The Finance Department said the $3-billion figure does not include money that was later redistributed to affected businesses. Earlier this year, Ottawa introduced a six-month relief program for several goods — which was still active when most tariffs were lifted.
Economists question revenue shortfall
Bill Robson, CEO of the C.D. Howe Institute, said the shortfall highlights the risk of using tariffs as a revenue tool.
“It’s not helpful to have a big revenue shortfall,” he said. “We do need to raise revenue, but tariffs are a very damaging way of doing it.”
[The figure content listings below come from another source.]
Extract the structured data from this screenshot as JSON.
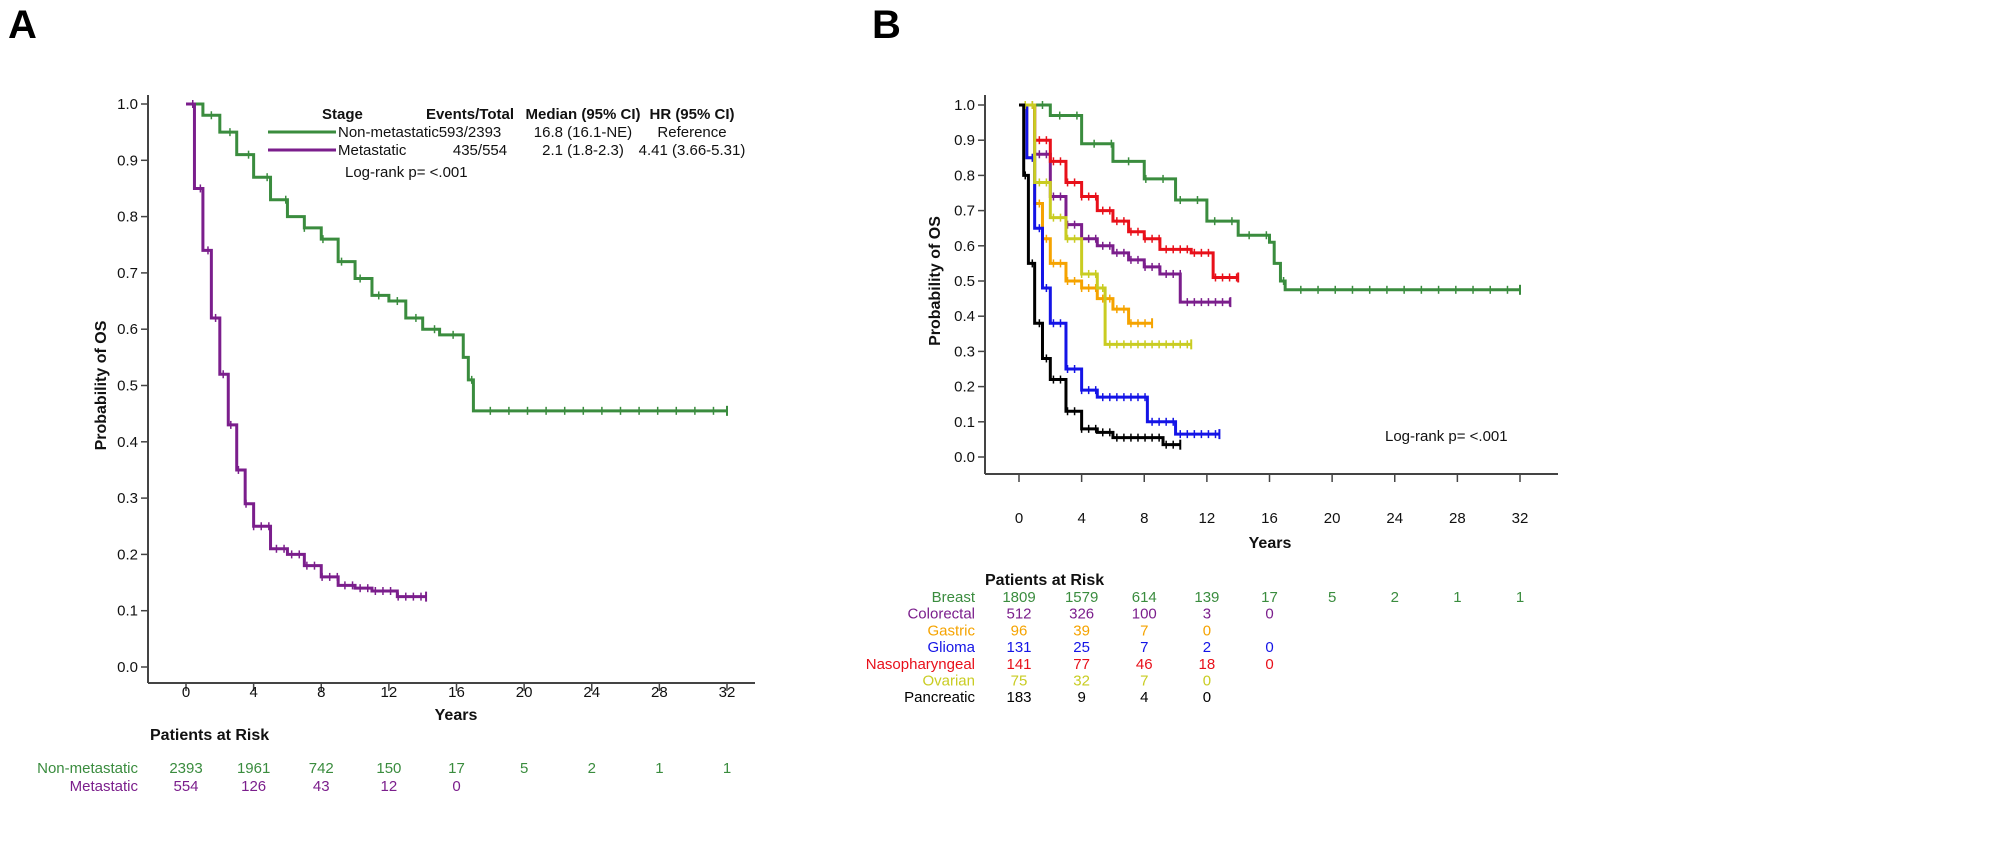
{
  "chart_data": [
    {
      "panel": "A",
      "type": "line",
      "step": true,
      "ylabel": "Probability of OS",
      "xlabel": "Years",
      "xlim": [
        0,
        32
      ],
      "ylim": [
        0,
        1
      ],
      "xticks": [
        0,
        4,
        8,
        12,
        16,
        20,
        24,
        28,
        32
      ],
      "yticks": [
        "0.0",
        "0.1",
        "0.2",
        "0.3",
        "0.4",
        "0.5",
        "0.6",
        "0.7",
        "0.8",
        "0.9",
        "1.0"
      ],
      "legend": {
        "placement": "top-right",
        "headers": [
          "Stage",
          "Events/Total",
          "Median (95% CI)",
          "HR (95% CI)"
        ],
        "rows": [
          {
            "name": "Non-metastatic",
            "events_total": "593/2393",
            "median": "16.8 (16.1-NE)",
            "hr": "Reference"
          },
          {
            "name": "Metastatic",
            "events_total": "435/554",
            "median": "2.1 (1.8-2.3)",
            "hr": "4.41 (3.66-5.31)"
          }
        ]
      },
      "annotation": "Log-rank p= <.001",
      "series": [
        {
          "name": "Non-metastatic",
          "color": "#3a8c3e",
          "x": [
            0,
            1,
            2,
            3,
            4,
            5,
            6,
            7,
            8,
            9,
            10,
            11,
            12,
            13,
            14,
            15,
            16.2,
            16.4,
            16.7,
            17,
            32
          ],
          "y": [
            1,
            0.98,
            0.95,
            0.91,
            0.87,
            0.83,
            0.8,
            0.78,
            0.76,
            0.72,
            0.69,
            0.66,
            0.65,
            0.62,
            0.6,
            0.59,
            0.59,
            0.55,
            0.51,
            0.455,
            0.455
          ]
        },
        {
          "name": "Metastatic",
          "color": "#7b1e8c",
          "x": [
            0,
            0.5,
            1,
            1.5,
            2,
            2.5,
            3,
            3.5,
            4,
            5,
            6,
            7,
            8,
            9,
            10,
            11,
            12,
            12.5,
            14.2
          ],
          "y": [
            1,
            0.85,
            0.74,
            0.62,
            0.52,
            0.43,
            0.35,
            0.29,
            0.25,
            0.21,
            0.2,
            0.18,
            0.16,
            0.145,
            0.14,
            0.135,
            0.135,
            0.125,
            0.125
          ]
        }
      ],
      "risk_table": {
        "title": "Patients at Risk",
        "rows": [
          {
            "name": "Non-metastatic",
            "color": "#3a8c3e",
            "values": [
              "2393",
              "1961",
              "742",
              "150",
              "17",
              "5",
              "2",
              "1",
              "1"
            ]
          },
          {
            "name": "Metastatic",
            "color": "#7b1e8c",
            "values": [
              "554",
              "126",
              "43",
              "12",
              "0"
            ]
          }
        ]
      }
    },
    {
      "panel": "B",
      "type": "line",
      "step": true,
      "ylabel": "Probability of OS",
      "xlabel": "Years",
      "xlim": [
        0,
        32
      ],
      "ylim": [
        0,
        1
      ],
      "xticks": [
        0,
        4,
        8,
        12,
        16,
        20,
        24,
        28,
        32
      ],
      "yticks": [
        "0.0",
        "0.1",
        "0.2",
        "0.3",
        "0.4",
        "0.5",
        "0.6",
        "0.7",
        "0.8",
        "0.9",
        "1.0"
      ],
      "annotation": "Log-rank p= <.001",
      "series": [
        {
          "name": "Breast",
          "color": "#3a8c3e",
          "x": [
            0,
            2,
            4,
            6,
            8,
            10,
            12,
            14,
            16,
            16.3,
            16.7,
            17,
            32
          ],
          "y": [
            1,
            0.97,
            0.89,
            0.84,
            0.79,
            0.73,
            0.67,
            0.63,
            0.61,
            0.55,
            0.5,
            0.475,
            0.475
          ]
        },
        {
          "name": "Colorectal",
          "color": "#7b1e8c",
          "x": [
            0,
            1,
            2,
            3,
            4,
            5,
            6,
            7,
            8,
            9,
            10,
            10.3,
            13.5
          ],
          "y": [
            1,
            0.86,
            0.74,
            0.66,
            0.62,
            0.6,
            0.58,
            0.56,
            0.54,
            0.52,
            0.52,
            0.44,
            0.44
          ]
        },
        {
          "name": "Gastric",
          "color": "#f5a300",
          "x": [
            0,
            0.5,
            1,
            1.5,
            2,
            3,
            4,
            5,
            6,
            7,
            8.5
          ],
          "y": [
            1,
            0.85,
            0.72,
            0.62,
            0.55,
            0.5,
            0.48,
            0.45,
            0.42,
            0.38,
            0.38
          ]
        },
        {
          "name": "Glioma",
          "color": "#1414e6",
          "x": [
            0,
            0.5,
            1,
            1.5,
            2,
            3,
            4,
            5,
            8,
            8.2,
            9.8,
            10,
            12.8
          ],
          "y": [
            1,
            0.85,
            0.65,
            0.48,
            0.38,
            0.25,
            0.19,
            0.17,
            0.17,
            0.1,
            0.1,
            0.065,
            0.065
          ]
        },
        {
          "name": "Nasopharyngeal",
          "color": "#e8101a",
          "x": [
            0,
            1,
            2,
            3,
            4,
            5,
            6,
            7,
            8,
            9,
            11,
            12.2,
            12.4,
            14
          ],
          "y": [
            1,
            0.9,
            0.84,
            0.78,
            0.74,
            0.7,
            0.67,
            0.64,
            0.62,
            0.59,
            0.58,
            0.58,
            0.51,
            0.51
          ]
        },
        {
          "name": "Ovarian",
          "color": "#c9cc22",
          "x": [
            0,
            1,
            2,
            3,
            4,
            5,
            5.5,
            11
          ],
          "y": [
            1,
            0.78,
            0.68,
            0.62,
            0.52,
            0.48,
            0.32,
            0.32
          ]
        },
        {
          "name": "Pancreatic",
          "color": "#000000",
          "x": [
            0,
            0.3,
            0.6,
            1,
            1.5,
            2,
            3,
            4,
            5,
            6,
            9,
            9.2,
            10.3
          ],
          "y": [
            1,
            0.8,
            0.55,
            0.38,
            0.28,
            0.22,
            0.13,
            0.08,
            0.07,
            0.055,
            0.055,
            0.035,
            0.035
          ]
        }
      ],
      "risk_table": {
        "title": "Patients at Risk",
        "rows": [
          {
            "name": "Breast",
            "color": "#3a8c3e",
            "values": [
              "1809",
              "1579",
              "614",
              "139",
              "17",
              "5",
              "2",
              "1",
              "1"
            ]
          },
          {
            "name": "Colorectal",
            "color": "#7b1e8c",
            "values": [
              "512",
              "326",
              "100",
              "3",
              "0"
            ]
          },
          {
            "name": "Gastric",
            "color": "#f5a300",
            "values": [
              "96",
              "39",
              "7",
              "0"
            ]
          },
          {
            "name": "Glioma",
            "color": "#1414e6",
            "values": [
              "131",
              "25",
              "7",
              "2",
              "0"
            ]
          },
          {
            "name": "Nasopharyngeal",
            "color": "#e8101a",
            "values": [
              "141",
              "77",
              "46",
              "18",
              "0"
            ]
          },
          {
            "name": "Ovarian",
            "color": "#c9cc22",
            "values": [
              "75",
              "32",
              "7",
              "0"
            ]
          },
          {
            "name": "Pancreatic",
            "color": "#000000",
            "values": [
              "183",
              "9",
              "4",
              "0"
            ]
          }
        ]
      }
    }
  ]
}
Steel producers blame exemptions
Catherine Cobden, president of the Canadian Steel Producers Association, said she wasn’t surprised by the limited revenue collection, citing numerous exemptions that reduced the government’s intake.
While tariffs on steel and aluminum remain, many other goods were exempted or refunded, costing Ottawa an estimated $78 million in foregone revenue.
“We’ve been calling on the government to focus remissions only on products not made in Canada,” Cobden said. “The remission process in our country is broken — that’s why revenue isn’t matching projections.”
Champagne defended the government’s approach, saying all exemptions were reviewed “very diligently.”
More details expected in federal budget
The Finance Department confirmed that full tariff collection data will be included in next week’s budget release.
As the government faces pressure over spending and an expanding deficit, critics argue that the unexpected tariff shortfall raises further questions about the Liberals’ fiscal management and trade strategy heading into the next budget cycle.